Several days later on June 27, two women entered the store as Johnson was headed to clock out in the break room at the end of her shift. They walked up to Johnson and said, “‘Bitch, was it you fucking with my little cousin?’ Johnson responded, ‘No, and what if I was?’ The female replied, ‘Bitch, I’ll Mace you,'” according to the court.
True to their word, the woman pulled out a can of Mace, but managed to spray only the back of Johnson’s shirt. The ensuing scuffle escalated with the intervention of Drouillard, who was not working that day but was on the scene to pick up Johnson. As Brame struck Drouillard on the face and pulled her hair, Johnson punched Hope in the jaw, allegedly by mistake. Police eventually broke up the fight, and all brawlers accept for Hope were eventually fired.
U.S. District Judge William Alsup found CVS did not violate California public policy in favor of self-defense, as no such policy exists. “While self-defense is important, it is not unique to the workplace, and it would be all too easy to engage in workplace violence and then invoke self defense, including phony invocations of self-defense,” Alsup wrote. “Were a public policy tort recognized, then employers would be deterred from firing violent employees for fear of being sued for infringing a public policy. This is a strong countervailing policy that militates against recognizing any such tort. This is unlike the recognized public policy torts in California in which there is no strong countervailing policy. And, again, the right to self-defense has no particular anchor in the employment context but is a generalized privilege.”

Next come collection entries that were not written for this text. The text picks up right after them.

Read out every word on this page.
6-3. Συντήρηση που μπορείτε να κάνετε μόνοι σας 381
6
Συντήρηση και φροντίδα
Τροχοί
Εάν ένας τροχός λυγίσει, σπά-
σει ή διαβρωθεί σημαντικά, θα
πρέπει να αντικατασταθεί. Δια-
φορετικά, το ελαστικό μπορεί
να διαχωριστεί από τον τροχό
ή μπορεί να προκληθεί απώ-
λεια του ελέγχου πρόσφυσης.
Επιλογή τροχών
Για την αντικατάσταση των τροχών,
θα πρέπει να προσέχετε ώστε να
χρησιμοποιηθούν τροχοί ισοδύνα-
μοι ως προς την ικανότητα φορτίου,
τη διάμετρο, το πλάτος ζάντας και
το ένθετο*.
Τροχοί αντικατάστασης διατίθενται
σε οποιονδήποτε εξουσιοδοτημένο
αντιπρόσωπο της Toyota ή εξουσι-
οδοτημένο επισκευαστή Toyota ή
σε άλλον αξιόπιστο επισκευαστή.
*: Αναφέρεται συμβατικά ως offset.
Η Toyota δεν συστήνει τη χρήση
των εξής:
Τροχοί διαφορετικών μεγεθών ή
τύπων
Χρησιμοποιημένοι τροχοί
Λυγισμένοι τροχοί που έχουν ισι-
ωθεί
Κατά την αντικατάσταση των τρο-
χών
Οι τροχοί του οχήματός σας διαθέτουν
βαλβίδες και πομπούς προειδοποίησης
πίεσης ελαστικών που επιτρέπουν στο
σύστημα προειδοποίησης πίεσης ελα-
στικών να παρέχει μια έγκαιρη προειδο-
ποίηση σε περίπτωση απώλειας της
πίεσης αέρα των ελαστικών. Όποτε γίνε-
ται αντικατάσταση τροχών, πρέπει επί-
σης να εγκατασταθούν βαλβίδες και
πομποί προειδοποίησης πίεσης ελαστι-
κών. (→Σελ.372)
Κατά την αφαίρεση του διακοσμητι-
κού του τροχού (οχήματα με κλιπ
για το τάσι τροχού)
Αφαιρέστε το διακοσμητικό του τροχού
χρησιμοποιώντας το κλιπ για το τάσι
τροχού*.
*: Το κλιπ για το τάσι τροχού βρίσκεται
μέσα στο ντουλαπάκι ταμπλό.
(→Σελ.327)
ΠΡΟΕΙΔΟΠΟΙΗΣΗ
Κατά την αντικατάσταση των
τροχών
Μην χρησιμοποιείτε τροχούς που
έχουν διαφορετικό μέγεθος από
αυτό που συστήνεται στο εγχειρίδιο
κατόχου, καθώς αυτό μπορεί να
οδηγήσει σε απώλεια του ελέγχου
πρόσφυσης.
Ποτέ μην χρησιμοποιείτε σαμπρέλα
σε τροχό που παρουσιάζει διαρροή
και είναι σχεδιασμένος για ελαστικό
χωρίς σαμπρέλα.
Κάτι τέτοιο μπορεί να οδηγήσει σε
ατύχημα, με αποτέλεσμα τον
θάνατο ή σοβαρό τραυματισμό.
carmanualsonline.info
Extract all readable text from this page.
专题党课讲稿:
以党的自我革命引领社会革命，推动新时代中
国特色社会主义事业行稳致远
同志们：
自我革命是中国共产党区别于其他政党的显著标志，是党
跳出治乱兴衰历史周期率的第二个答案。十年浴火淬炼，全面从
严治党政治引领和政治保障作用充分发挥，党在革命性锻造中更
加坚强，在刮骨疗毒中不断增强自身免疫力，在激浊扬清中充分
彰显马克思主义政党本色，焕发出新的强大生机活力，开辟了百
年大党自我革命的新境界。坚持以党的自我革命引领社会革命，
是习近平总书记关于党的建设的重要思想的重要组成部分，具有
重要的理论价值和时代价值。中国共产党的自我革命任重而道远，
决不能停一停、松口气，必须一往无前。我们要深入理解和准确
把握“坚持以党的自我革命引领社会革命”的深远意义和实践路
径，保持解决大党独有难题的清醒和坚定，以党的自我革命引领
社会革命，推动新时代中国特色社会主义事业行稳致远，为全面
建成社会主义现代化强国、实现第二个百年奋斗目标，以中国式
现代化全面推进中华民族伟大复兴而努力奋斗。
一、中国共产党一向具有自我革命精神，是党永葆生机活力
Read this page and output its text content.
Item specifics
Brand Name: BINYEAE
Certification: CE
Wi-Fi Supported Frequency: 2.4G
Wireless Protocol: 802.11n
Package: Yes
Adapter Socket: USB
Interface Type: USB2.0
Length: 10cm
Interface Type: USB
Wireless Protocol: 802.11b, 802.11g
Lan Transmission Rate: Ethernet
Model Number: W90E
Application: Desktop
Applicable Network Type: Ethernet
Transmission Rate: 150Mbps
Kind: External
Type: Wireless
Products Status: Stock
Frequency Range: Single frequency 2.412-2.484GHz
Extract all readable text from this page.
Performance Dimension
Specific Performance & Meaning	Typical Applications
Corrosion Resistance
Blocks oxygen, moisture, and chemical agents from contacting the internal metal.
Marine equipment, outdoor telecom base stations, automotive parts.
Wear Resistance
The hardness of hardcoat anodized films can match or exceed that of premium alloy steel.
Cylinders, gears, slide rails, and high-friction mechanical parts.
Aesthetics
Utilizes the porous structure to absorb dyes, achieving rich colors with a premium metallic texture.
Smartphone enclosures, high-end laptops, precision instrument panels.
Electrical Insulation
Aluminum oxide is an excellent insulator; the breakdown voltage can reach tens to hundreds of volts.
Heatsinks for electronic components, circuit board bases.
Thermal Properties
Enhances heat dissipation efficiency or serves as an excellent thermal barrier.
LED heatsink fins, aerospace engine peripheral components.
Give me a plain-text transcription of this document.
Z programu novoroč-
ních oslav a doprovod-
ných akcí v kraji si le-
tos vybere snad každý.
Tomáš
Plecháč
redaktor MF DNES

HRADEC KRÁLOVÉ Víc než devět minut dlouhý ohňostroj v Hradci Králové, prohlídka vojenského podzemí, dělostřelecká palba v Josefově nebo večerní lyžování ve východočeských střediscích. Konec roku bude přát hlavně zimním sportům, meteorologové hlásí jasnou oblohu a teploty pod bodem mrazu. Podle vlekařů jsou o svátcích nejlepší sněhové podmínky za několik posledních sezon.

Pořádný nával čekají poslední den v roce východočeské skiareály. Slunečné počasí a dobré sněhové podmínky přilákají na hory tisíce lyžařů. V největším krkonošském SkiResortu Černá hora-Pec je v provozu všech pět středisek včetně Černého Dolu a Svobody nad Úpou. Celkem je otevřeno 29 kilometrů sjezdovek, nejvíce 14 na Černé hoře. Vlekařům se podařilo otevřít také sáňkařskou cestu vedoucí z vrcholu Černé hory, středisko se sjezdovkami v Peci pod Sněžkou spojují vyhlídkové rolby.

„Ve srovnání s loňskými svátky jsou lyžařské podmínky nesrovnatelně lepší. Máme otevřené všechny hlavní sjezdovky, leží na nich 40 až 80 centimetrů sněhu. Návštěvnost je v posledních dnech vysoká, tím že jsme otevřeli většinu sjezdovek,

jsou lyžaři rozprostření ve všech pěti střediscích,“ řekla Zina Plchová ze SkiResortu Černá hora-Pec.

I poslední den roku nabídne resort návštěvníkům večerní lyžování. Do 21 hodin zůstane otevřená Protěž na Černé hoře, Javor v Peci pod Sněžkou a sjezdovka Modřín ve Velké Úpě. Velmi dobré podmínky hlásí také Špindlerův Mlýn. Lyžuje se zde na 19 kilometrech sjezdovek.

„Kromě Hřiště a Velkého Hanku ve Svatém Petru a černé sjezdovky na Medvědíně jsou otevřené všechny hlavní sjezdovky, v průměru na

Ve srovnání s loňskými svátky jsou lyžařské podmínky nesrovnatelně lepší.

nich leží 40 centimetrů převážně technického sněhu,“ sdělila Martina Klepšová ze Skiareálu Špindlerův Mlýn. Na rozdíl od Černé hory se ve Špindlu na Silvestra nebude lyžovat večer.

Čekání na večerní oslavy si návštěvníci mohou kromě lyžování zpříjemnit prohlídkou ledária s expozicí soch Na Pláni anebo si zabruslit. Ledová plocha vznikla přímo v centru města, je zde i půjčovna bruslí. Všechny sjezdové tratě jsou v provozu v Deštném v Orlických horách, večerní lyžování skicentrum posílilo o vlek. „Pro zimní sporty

Alsup also found fault with Johnson’s claim against CVS for allegedly failing to maintain a safe workplace, agreeing with CVS that her claim is pre-empted by workers’ compensation.
But because Drouillard was not working at the time of the fight, Alsup found Drouillard’s claim of third-party negligence could proceed to trial, writing, “Defendants have not carried their burden of producing evidence that negates an essential element of plaintiff’s negligence claim or showing that plaintiff does not have enough evidence of an essential element to carry her ultimate burden of persuasion at trial.”
Alsup also rejected Drouillard and Johnson’s claims holding CVS responsible for their injuries. “It is undisputed that defendants immediately conducted an inquiry into the two fights occurring on June 27, which resulted in plaintiffs’ alleged assaults and batteries, and soon thereafter made the decision to terminate Brame,” he wrote. “Plaintiffs do not put forward evidence to show defendants did anything to ratify Brame’s alleged battery and assault of either of them.”